Aquafaba (chickpea brine/canning liquid).
Cold-pressed olive oil.
Nutritional yeast flakes.
Kala namak (i.e., black salt with an egg-like sulfuric taste).
Ground turmeric (for color).
Freshly ground black pepper (if you desire).
To make these vegan scrambled "eggs", you'll blend together all the ingredients like so. . .
Then, plate your scrambled "eggs" alongside some avocado toast, coffee + maybe even a few orange slices and serve. Or if your taste buds are anything like mine, douse your scrambled eggs with ketchup before serving. Then, sink your fork in and do a little vegan-scrambled-egg shimmy right there in your kitchen.

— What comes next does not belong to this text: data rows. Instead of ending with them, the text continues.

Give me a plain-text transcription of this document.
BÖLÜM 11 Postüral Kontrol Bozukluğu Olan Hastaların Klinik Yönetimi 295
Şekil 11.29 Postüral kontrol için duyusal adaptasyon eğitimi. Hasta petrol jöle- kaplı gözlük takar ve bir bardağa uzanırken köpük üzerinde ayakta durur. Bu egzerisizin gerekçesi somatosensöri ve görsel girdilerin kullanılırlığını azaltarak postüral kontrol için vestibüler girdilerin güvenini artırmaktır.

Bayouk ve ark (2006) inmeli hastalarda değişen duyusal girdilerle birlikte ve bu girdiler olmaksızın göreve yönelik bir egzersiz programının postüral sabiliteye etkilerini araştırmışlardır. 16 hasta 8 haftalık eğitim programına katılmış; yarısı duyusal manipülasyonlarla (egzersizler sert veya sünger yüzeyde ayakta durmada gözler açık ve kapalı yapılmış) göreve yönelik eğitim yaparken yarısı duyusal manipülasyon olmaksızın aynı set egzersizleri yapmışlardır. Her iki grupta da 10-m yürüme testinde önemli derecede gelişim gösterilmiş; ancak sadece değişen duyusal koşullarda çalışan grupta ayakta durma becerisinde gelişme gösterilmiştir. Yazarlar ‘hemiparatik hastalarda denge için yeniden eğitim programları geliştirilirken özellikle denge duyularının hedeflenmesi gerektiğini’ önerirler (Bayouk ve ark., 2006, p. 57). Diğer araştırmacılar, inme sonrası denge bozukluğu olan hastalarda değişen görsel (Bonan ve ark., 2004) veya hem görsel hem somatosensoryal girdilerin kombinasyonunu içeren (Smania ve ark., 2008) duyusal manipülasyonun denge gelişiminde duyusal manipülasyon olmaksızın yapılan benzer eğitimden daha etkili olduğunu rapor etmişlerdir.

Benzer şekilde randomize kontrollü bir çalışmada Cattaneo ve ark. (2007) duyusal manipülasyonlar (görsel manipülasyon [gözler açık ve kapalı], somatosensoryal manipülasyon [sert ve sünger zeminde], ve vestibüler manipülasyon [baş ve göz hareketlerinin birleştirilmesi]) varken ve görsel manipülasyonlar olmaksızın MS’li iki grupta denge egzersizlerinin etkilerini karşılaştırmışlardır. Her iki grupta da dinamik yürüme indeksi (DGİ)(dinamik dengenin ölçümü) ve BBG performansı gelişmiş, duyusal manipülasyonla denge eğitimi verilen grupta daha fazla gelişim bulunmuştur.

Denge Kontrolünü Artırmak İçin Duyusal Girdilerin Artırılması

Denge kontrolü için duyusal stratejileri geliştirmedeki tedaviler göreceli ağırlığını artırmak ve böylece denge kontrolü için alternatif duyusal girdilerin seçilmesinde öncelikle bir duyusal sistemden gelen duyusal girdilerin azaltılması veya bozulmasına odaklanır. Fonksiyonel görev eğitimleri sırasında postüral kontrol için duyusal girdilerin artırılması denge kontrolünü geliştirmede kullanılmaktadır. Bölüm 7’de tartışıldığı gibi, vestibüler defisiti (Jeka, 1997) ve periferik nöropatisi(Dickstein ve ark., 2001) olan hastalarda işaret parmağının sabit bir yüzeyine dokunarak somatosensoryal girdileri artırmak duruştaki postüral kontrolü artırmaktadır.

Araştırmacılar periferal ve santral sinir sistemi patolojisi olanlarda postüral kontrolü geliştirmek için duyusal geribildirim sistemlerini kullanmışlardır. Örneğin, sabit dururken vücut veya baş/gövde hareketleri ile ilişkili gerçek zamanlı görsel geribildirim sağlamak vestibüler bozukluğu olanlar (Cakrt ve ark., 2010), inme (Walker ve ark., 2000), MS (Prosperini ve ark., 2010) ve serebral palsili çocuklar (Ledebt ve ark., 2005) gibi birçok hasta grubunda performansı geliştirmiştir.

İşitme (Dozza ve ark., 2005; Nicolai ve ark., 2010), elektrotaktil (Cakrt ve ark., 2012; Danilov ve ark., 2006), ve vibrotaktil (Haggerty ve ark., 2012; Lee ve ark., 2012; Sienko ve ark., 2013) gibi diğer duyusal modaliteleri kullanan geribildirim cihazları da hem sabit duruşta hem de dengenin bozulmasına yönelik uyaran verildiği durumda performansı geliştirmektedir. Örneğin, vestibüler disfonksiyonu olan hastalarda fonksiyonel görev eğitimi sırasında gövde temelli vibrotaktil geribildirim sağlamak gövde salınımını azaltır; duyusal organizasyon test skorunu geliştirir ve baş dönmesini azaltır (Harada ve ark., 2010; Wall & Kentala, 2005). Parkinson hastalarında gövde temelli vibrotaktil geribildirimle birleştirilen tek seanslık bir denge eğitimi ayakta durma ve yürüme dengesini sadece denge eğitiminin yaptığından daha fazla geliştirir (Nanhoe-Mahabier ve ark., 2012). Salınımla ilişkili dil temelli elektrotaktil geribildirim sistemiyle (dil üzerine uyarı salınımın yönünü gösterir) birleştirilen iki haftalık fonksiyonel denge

Vegan Scrambled "Eggs" Made with Aquafaba
- 6 ounces firm tofu (about ⅓ of an 18-ounce block—for best results, go by weight, drained)*
- ½ cup aquafaba or chickpea brine**
- 1 ½ tablespoons cold-pressed olive oil
- 1 tablespoon nutritional yeast flakes
- ¼ teaspoon kala namak (black salt), plus more to taste***
- ⅛ teaspoon ground turmeric (for color)
- Freshly ground black pepper, to taste
- In a high-speed blender, combine the tofu, aquafaba, olive oil, nutritional yeast, kala namak, turmeric, and black pepper (if using). Blend on high for 1 minute or until completely smooth.
- Grease a large skillet and heat over medium heat.
- Once the pan is hot, add the blended tofu mixture (it will sputter when it hits the pan, so be careful). Cook for 1 minute and then immediately cover the pan and cook for another 2 to 3 minutes, or until the mixture begins to set around the edges but is still bubbling in the center. Remove the lid and use a wooden spoon or heat-safe spatula to gently pull the mixture across the pan, forming soft curds. Continue to cook for another 8 to 10 minutes, gently pulling and folding the "eggs" every minute or so until the mixture begins to separate into soft, fluffy small to medium-size curds. The mixture will appear "goopy" for the first several minutes, but just keep cooking until the "eggs" take on a soft-scrambled quality and the "goopiness" disappears. Do not stir the "eggs" constantly or you'll end up with scrambled bits and pieces.
- Remove from the heat and season to taste with more kala namak (I use an additional ⅛ teaspoon) and black pepper, if desired. Serve immediately.
**Aquafaba is the canning liquid from chickpeas. To collect it, place a colander over a spouted mixing bowl and pour the contents of a 14-ounce can of chickpeas into it, separating the canning liquid from the chickpeas. Measure off ½ cup of the canning liquid and reserve the chickpeas for another use.
***Be careful not to confuse this with "black lava salt" as it is not the same and does not have the same "eggy" flavor needed for this recipe.